I have been reading out loud to my youngest five children. They are also my students as we homeschool. Three of them are teens and two are tweens. All five have listened with rapt attention as we have taken our time sauntering through the pages of C.S. Lewis’s The Magician’s Nephew. We have savored the imagery and discussed his style of writing and pondered the spiritual applications.
The kids know that I’m working in every spare moment on my own fictional story. It has been slow going and in fact, years in the making. But, now, I’m at it in earnest and determined to finish with a proof copy in hand and a goal in sight of a holiday publication.
With a life as full as mine I sometimes question my choice to dedicate precious time and energy to a project that has no guarantee of success. There are moments that I feel a wee bit silly as I attempt to do what I’ve never done before but, have dreamed of since a child. I have seriously considered quitting or at least setting it aside until the children are all raised and out of school. But, then, I glance around and see my children watching.
They see me choosing to write instead of watching a little television. They see me revising chapters that I thought were complete. They see me creating characters that have real struggles. They see the delight I take from finding just the right word or phrase. They see the process.
Yesterday, during our read aloud time, one of my sons asked if we could read the first chapter of his story. I almost said no. Instead, I agreed and he asked his sister to do the reading. I listened to her and watched him carefully as she did so. He shushed the younger boys when they made a noise that might distract. He was anxious that we heard the details, that we missed none of his carefully chosen words. It was, after all, his story. His creative work. I could relate.
As the story unfolded, I heard my son’s voice, his writing voice. In many ways, unpolished and yet, uniquely his own. When the chapter had been read and comments made, my daughter that read out loud asked if we could do the same for her story tomorrow. I said we could, of course. I know full well that another son will ask for his turn next. These three, ages 12,14 & 16 this month have all followed in my footsteps. Like myself as a child, they have stories to tell and they want someone to read them.
I can’t help but wonder if there is a reason why it is at this very moment that I have set my sights on finishing. I wonder if I am somehow clearing the path for my own children who seem interested in going the same direction. Even for those who aren’t putting the proverbial pen to paper. They see me striving to complete a long-term project, achieve a dream, and finish what I started.
My audience of readers may never go far beyond my own children and family and friends. I am certainly no C.S. Lewis. There may be plenty who see my work as unpolished and imperfect. But, my children will not see me quit. And whoever reads my words will hear my voice, my unique voice that sees the world through my eyes and has a story to tell.
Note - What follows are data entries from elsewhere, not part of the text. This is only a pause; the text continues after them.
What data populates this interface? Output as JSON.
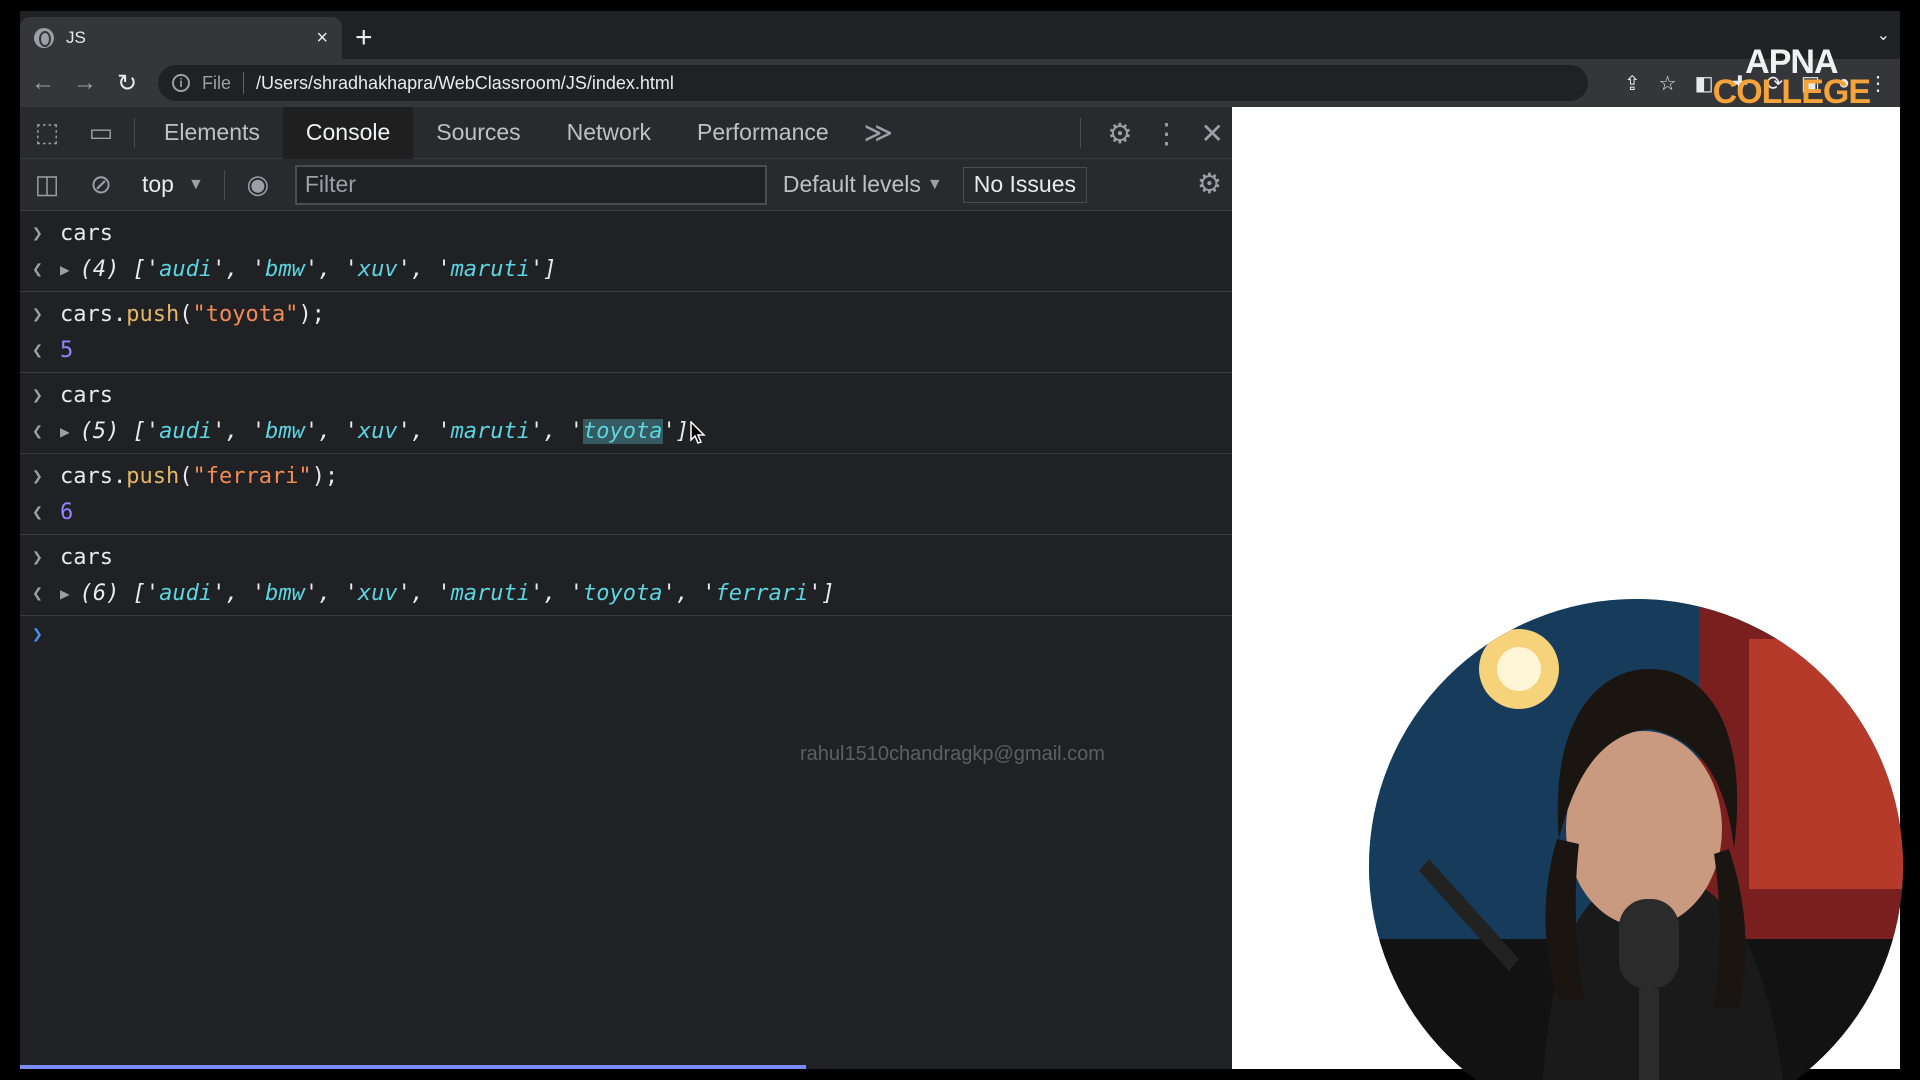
{
  "browser": {
    "tab_title": "JS",
    "tab_close": "×",
    "new_tab": "+",
    "tab_menu": "⌄",
    "omnibox_file": "File",
    "url": "/Users/shradhakhapra/WebClassroom/JS/index.html",
    "logo_top": "APNA",
    "logo_bottom": "COLLEGE"
  },
  "devtools": {
    "tabs": [
      {
        "label": "Elements"
      },
      {
        "label": "Console"
      },
      {
        "label": "Sources"
      },
      {
        "label": "Network"
      },
      {
        "label": "Performance"
      }
    ],
    "context": "top",
    "filter_placeholder": "Filter",
    "levels": "Default levels",
    "issues": "No Issues"
  },
  "console": {
    "entries": [
      {
        "input": "cars",
        "output": "(4) ['audi', 'bmw', 'xuv', 'maruti']"
      },
      {
        "input": "cars.push(\"toyota\");",
        "output": "5"
      },
      {
        "input": "cars",
        "output": "(5) ['audi', 'bmw', 'xuv', 'maruti', 'toyota']"
      },
      {
        "input": "cars.push(\"ferrari\");",
        "output": "6"
      },
      {
        "input": "cars",
        "output": "(6) ['audi', 'bmw', 'xuv', 'maruti', 'toyota', 'ferrari']"
      }
    ]
  },
  "watermark": "rahul1510chandragkp@gmail.com",
  "colors": {
    "accent": "#f4a43a",
    "progress": "#7c8cff"
  }
}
You may not be a writer and you may not have a slew of children but, you too have an audience, you too have a story to tell. Your story may be one of integrity in the business place or one of courage when facing seemingly insurmountable odds. Your story may be one of generosity to the needy or patience with the difficult. Your story may be one of suffering or grief, adoption or infertility, faith or discouragement. Whatever your story is, stay true to your own voice and be assured, someone is listening and it matters.
The title of my first book is How Then Shall We Live? and I’m understanding clearly that is exactly the right question to be asking myself these days. Choice after choice, I’m telling my story, using my voice. What about you? How will you tell your story?